Goetz eventually became associated with the Barker-Karpis gang. He participated in several bank robberies with Alvin Karpis, Fred Barker, and Doc Barker.

One of the most violent of the armed robberies in which Goetz participated with the Barkers was carried out at the post office in South St. Paul, Minnesota on August 30, 1933. The robbery resulted in the theft of a $33,000 Swift and Company payroll, the murder of South St. Paul police officer Leo Pavlak and the permanent maiming of South St. Paul police officer John Yeaman.

The Barker-Karpis Gang then went on a shooting spree before fleeing the scene of the robbery.

According to a report by the Minnesota Bureau of Criminal Apprehension, "The bandits put on a Jesse James exhibition by shooting up and down Concord St., shooting about a dozen shots into the Postal Building and across the street. These bandits used a Thompson submachine gun and a sawed-off shotgun with which they did their shooting, and it is a miracle that no one else was shot and wounded. They appeared to be cool and reckless, not giving a damn who they shot."

Goetz is alleged to have returned to Chicago and been one of the gunmen in the October 9, 1933 murder of his former friend and associate Gus Winkler.

Goetz then conspired with the Barker Gang in the 1934 kidnapping of St. Paul, Minnesota banking millionaire Edward G. Bremer. Goetz collected the ransom and released Bremer.

FBI chief J. Edgar Hoover later publicly accused Ma Barker of masterminding the Bremer kidnapping. According to Twin Cities historian Paul Maccabee, FBI files on the case reveal that it was Goetz, rather than Ma Barker, who directed both the Hamm and Bremer kidnappings on behalf of St. Paul crime bosses Harry Sawyer and Jack Peifer, as well as mobbed up former St. Paul police chief Big Tom Brown.

However, Goetz loved to brag over drinks to fellow wiseguys in Chicago pubs about his involvement in the Bremer kidnapping and even hinted about the names of his co-conspirators and the hiding place of the ransom money.

==Murder==
On March 20, 1934, Goetz walked outside The Minerva Cafe in the mob-controlled Chicago suburb of Cicero, and was shot in the face by a shotgun at close range. He was taken to the Frances E. Willard National Temperance Hospital, but died from his wounds. His body had to be identified by fingerprints.

Goetz's expensive coupe was found in Greater Grand Crossing, Chicago, and it was believed to have been abandoned there by his wife Irene, who along with Fred was a wanted fugitive by the FBI.

The culprit, or culprits, in Goetz's murder remain unknown. The newspapers suggested that the Barker gang had murdered Goetz rather than pay him his cut of the ransom money. In his memoirs, former Barker gang leader Alvin Karpis, while insisting that the Chicago Outfit was responsible for Goetz's murder, also commented that Goetz had been, "getting kind of gabby", and might have led the FBI to his fellow kidnappers.

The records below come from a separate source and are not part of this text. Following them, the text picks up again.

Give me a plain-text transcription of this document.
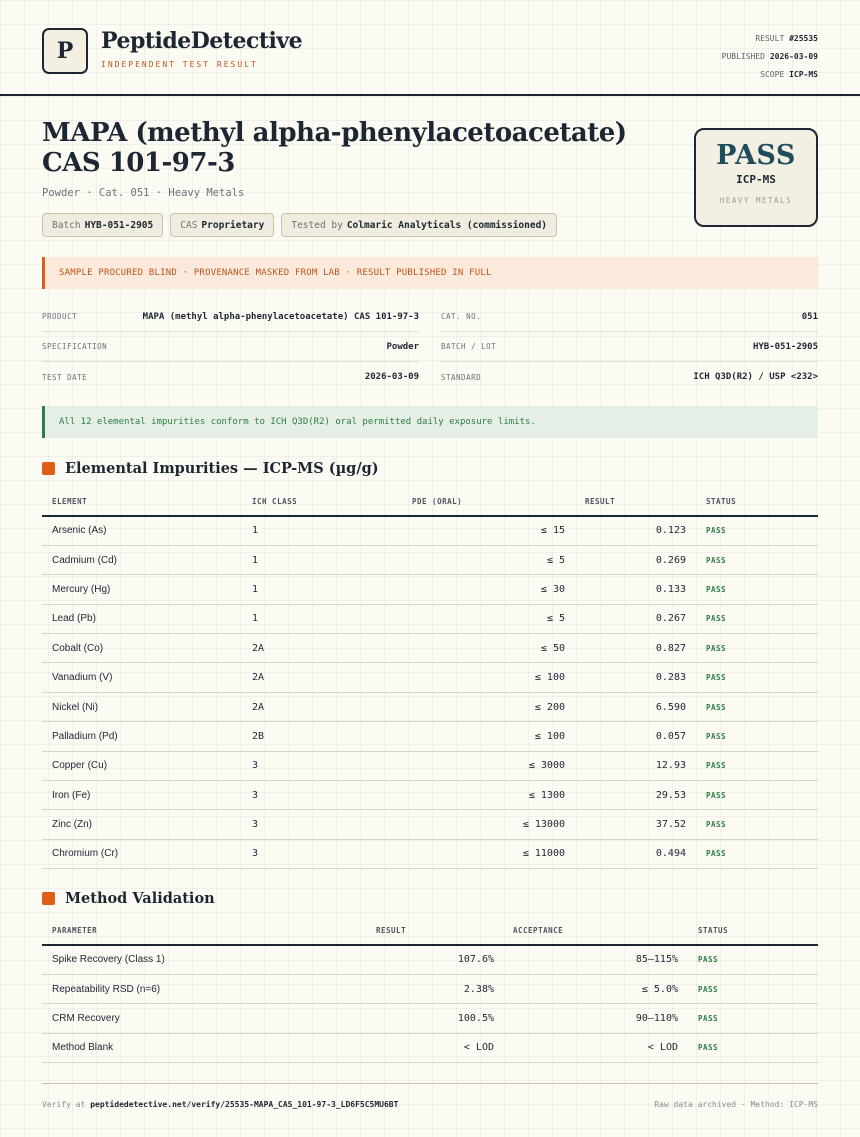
P	PeptideDetective
INDEPENDENT TEST RESULT
RESULT #25535
PUBLISHED 2026-03-09
SCOPE ICP-MS
MAPA (methyl alpha-phenylacetoacetate) CAS 101-97-3
Powder · Cat. 051 · Heavy Metals
Batch HYB-051-2905	CAS Proprietary	Tested by Colmaric Analyticals (commissioned)
PASS
ICP-MS
HEAVY METALS
SAMPLE PROCURED BLIND · PROVENANCE MASKED FROM LAB · RESULT PUBLISHED IN FULL
PRODUCT	MAPA (methyl alpha-phenylacetoacetate) CAS 101-97-3
SPECIFICATION	Powder
TEST DATE	2026-03-09
CAT. NO.	051
BATCH / LOT	HYB-051-2905
STANDARD	ICH Q3D(R2) / USP <232>
All 12 elemental impurities conform to ICH Q3D(R2) oral permitted daily exposure limits.
Elemental Impurities — ICP-MS (µg/g)
ELEMENT	ICH CLASS	PDE (ORAL)	RESULT	STATUS
Arsenic (As)	1	≤ 15	0.123	PASS
Cadmium (Cd)	1	≤ 5	0.269	PASS
Mercury (Hg)	1	≤ 30	0.133	PASS
Lead (Pb)	1	≤ 5	0.267	PASS
Cobalt (Co)	2A	≤ 50	0.827	PASS
Vanadium (V)	2A	≤ 100	0.283	PASS
Nickel (Ni)	2A	≤ 200	6.590	PASS
Palladium (Pd)	2B	≤ 100	0.057	PASS
Copper (Cu)	3	≤ 3000	12.93	PASS
Iron (Fe)	3	≤ 1300	29.53	PASS
Zinc (Zn)	3	≤ 13000	37.52	PASS
Chromium (Cr)	3	≤ 11000	0.494	PASS
Method Validation
PARAMETER	RESULT	ACCEPTANCE	STATUS
Spike Recovery (Class 1)	107.6%	85–115%	PASS
Repeatability RSD (n=6)	2.38%	≤ 5.0%	PASS
CRM Recovery	100.5%	90–110%	PASS
Method Blank	< LOD	< LOD	PASS
Verify at peptidedetective.net/verify/25535-MAPA_CAS_101-97-3_LD6F5C5MU6BT	Raw data archived · Method: ICP-MS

According to FBI documents, soon after Goetz's murder, Irene Goetz spoke about her husband. Fred Barker overheard her and said coldly, "To hell with George." Meanwhile, Louis Campagna, the Chicago Outfit made man and caporegime responsible for running operations in Cicero, later told his friends that Fred Goetz got whacked because, "the St. Paul Outfit", likely meaning Harry Sawyer, "put him on the spot".

Fred Goetz is buried at Irving Park Cemetery in Norridge, Illinois.